Pralines, also known as  Belgian chocolates, Belgian chocolate fondants or chocolate bonbons,  are cases of chocolate (if from Belgium usually a quality, branded lower-melting point Belgian chocolate) filled with a soft centre. Jean Neuhaus II, a Belgian chocolatier, is generally credited for their introduction in 1912, although they were probably made since the 19th century.

There have always been many types and shapes: nearly always containing a chocolate shell with a softer filling.

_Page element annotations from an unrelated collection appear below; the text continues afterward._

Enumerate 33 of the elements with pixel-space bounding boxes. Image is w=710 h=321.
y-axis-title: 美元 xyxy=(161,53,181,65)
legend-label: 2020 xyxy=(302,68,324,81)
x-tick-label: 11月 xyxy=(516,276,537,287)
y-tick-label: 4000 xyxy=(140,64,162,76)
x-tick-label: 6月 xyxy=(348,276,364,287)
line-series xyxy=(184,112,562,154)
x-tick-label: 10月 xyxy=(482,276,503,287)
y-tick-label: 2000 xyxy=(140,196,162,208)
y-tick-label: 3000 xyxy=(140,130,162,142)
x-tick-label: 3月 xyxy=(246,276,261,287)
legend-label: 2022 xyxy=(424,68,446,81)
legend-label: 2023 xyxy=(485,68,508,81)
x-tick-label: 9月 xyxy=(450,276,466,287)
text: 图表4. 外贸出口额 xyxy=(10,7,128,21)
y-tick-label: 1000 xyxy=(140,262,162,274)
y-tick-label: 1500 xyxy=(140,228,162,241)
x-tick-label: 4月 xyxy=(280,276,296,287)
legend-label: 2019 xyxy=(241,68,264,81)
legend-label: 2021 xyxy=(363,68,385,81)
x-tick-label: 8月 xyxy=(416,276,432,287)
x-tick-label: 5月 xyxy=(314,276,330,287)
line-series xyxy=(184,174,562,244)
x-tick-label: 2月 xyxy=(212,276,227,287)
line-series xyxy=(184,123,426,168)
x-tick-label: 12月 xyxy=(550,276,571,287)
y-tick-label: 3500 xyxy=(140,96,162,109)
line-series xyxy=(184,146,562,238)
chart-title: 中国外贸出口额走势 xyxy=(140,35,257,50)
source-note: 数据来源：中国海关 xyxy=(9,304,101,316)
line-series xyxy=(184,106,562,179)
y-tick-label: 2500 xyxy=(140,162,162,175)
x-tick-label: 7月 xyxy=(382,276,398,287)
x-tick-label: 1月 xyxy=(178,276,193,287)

Confusion can arise over the use of the word praline in Belgium as it may refer to filled chocolates in general known as pralines  and it may also refer to a traditional praline filling common in Europe (caramelised hazelnuts (noisettes) or almonds (amandes) ground into a paste, sometimes with whey powder, condensed milk or cream) described as praliné . Belgian chocolates (pralines) are not limited to the traditional praliné filling and often include nuts, marzipan, salted caramel, coffee, a spirit, cream liqueur, cherry or a chocolate blend that contrasts with the outer shell. They are often sold in stylised boxes in the form of a gift box. The largest manufacturers are Neuhaus, Godiva, Leonidas, and Guylian.

Contrary to truffles, pralines are very often decorated in a sophisticated manner.